Leon sat down across from me for a few moments. It didn’t seem as if Pamela would be coming home soon. He said he wasn’t going to waste his time waiting to say goodbye to someone a second time. He asked me to convey the message for him.

“What should I tell her exactly?” I asked him.

“Tell her she’s immature. How about that?”

“That’s a little harsh.”

“Now, you. Why can’t she take you as a model?”

I smiled.

Leon said, “Pamela better behave herself or she’ll be losing something when you give her the heave-ho.”

I won’t give her the heave-ho, I thought to myself. Leon, of course, had already excused himself from any further involvement with Pam. He looked at me across the table. His eyes didn’t dismiss me as we stood up. He took my elbow and tugged me around to face him.

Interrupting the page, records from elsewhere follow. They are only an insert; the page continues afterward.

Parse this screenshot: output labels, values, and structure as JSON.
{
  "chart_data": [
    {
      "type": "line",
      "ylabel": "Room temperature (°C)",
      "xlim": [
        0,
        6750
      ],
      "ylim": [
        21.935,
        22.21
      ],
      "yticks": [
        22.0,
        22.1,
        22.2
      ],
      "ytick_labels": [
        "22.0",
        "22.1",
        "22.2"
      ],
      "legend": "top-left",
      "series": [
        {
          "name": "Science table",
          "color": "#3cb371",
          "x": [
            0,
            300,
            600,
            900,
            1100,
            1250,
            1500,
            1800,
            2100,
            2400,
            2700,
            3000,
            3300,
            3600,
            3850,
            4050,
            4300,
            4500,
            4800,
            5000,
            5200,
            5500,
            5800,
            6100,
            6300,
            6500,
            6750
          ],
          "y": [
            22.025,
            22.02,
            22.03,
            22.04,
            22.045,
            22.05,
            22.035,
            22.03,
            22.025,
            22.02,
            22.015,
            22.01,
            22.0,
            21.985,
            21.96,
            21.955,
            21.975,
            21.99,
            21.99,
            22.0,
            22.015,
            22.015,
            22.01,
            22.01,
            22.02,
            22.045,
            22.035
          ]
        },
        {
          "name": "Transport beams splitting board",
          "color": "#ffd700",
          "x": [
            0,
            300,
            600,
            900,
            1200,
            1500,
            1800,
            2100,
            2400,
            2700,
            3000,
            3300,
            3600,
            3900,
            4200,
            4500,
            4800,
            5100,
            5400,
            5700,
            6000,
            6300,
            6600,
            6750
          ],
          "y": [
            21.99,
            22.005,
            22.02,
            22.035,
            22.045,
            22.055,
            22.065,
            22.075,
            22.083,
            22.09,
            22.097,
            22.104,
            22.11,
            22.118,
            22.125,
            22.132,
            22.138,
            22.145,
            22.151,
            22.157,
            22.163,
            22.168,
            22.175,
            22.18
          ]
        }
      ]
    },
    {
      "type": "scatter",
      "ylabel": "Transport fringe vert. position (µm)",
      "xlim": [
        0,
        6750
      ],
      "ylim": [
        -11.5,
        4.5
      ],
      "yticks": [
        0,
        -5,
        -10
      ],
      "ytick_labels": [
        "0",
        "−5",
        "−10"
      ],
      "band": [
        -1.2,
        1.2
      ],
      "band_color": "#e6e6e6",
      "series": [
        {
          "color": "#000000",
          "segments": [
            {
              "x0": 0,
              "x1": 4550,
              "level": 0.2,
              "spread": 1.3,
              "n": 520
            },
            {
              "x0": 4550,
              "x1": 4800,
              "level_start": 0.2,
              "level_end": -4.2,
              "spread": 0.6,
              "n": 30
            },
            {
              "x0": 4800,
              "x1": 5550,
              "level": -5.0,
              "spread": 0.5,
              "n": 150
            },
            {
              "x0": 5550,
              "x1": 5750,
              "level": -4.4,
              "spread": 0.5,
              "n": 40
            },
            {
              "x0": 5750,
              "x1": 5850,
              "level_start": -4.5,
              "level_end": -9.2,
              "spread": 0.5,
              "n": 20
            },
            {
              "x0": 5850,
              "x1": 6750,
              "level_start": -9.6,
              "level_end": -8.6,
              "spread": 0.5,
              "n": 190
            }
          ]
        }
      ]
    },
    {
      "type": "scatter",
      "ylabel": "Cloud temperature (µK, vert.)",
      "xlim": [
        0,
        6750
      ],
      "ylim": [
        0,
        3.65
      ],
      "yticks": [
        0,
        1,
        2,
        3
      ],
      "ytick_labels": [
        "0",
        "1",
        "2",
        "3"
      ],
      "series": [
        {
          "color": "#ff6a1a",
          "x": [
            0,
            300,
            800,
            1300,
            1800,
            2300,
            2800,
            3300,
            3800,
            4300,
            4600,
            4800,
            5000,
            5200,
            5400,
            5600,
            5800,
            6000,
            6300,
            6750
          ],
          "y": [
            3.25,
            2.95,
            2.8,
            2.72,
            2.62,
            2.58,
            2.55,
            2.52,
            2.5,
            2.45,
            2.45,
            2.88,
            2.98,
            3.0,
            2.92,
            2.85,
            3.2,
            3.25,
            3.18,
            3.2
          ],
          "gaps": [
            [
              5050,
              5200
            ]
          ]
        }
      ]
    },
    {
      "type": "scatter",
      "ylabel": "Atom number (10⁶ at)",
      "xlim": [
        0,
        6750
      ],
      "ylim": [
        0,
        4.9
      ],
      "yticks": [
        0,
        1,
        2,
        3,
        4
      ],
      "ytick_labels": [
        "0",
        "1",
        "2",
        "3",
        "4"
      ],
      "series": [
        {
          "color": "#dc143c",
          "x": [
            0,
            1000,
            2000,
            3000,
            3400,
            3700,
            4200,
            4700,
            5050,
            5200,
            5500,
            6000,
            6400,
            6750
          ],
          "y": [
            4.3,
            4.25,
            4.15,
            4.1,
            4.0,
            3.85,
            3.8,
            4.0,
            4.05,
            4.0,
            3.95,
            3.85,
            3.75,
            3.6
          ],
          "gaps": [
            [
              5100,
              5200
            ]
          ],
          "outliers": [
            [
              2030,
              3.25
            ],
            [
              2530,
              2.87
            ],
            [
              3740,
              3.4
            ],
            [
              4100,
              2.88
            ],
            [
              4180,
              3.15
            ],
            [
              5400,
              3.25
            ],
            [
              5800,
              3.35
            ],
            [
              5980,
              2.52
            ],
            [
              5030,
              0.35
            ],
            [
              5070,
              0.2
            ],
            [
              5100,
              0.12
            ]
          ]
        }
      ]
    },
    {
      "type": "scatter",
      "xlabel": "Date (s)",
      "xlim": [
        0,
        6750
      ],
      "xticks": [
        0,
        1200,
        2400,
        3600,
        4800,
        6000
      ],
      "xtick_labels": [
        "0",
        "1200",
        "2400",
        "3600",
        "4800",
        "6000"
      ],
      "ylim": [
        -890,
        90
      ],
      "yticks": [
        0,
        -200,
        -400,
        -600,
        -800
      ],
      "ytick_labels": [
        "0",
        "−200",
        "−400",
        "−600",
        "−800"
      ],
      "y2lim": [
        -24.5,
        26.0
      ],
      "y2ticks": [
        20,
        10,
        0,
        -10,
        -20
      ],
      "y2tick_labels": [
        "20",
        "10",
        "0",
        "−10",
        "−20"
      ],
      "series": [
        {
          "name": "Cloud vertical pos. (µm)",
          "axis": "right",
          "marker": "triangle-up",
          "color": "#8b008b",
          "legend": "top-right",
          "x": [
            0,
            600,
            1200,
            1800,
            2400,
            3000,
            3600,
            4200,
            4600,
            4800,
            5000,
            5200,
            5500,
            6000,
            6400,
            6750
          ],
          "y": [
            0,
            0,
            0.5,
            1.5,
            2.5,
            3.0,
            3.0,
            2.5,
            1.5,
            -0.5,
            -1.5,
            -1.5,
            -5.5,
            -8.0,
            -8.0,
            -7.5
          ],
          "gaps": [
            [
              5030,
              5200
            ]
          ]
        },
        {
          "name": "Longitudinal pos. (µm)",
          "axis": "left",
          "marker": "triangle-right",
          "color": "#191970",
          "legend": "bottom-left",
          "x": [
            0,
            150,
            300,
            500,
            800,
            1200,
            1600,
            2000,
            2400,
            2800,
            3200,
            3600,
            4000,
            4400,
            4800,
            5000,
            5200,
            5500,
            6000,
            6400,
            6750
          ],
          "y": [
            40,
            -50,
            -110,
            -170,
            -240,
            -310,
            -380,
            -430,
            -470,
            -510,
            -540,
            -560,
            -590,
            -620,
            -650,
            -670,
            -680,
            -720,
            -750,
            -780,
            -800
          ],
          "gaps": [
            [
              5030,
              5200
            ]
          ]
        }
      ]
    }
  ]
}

“Where’s Garland?” he said.

“Where’s Pam?” I answered, as if our exchange had been rehearsed and cued, delivered with the bold alacrity of a witty stage production.

“I mean it,” he told me. “Where are they?”

I walked ahead of him up the stairwell. I killed the hall switch and followed the moonlight’s slack bed sheet across the old planking. I was first in my bedroom and I turned around in the doorway to greet him. Given his youth, Leon’s perceptions of me had been accurate from the start, that moment when we maneuvered through the dark and were unmoored in a momentary swell which took these weeks to crest.

He untied the collar loop on my robe. The satin piping dangled, and then the robe fell. I pushed the heel of my hand up the tight trellis of his ribs, rotated my wrist at his shoulder, and coasted my fingertips down his spine. Despite a fear that Pamela would show up, our lovemaking was sweetly edgy, prolonged, and forgiving. Leon betrayed Pamela in each hesitant discovery and into the next. I sensed it was a slave’s secret worship at the eve of his freedom, and he still thought of her. After all, it was she who led us to this union and she would serve to unlink us afterwards. Perhaps I am too seasoned, but her echo didn’t spoil any of it for me. Leon endured the halting scrutiny in my touch, and, in turn, I indulged his playful, cantankerous urges, which he had not dared to introduce to her. How often would we come across these same luxuries?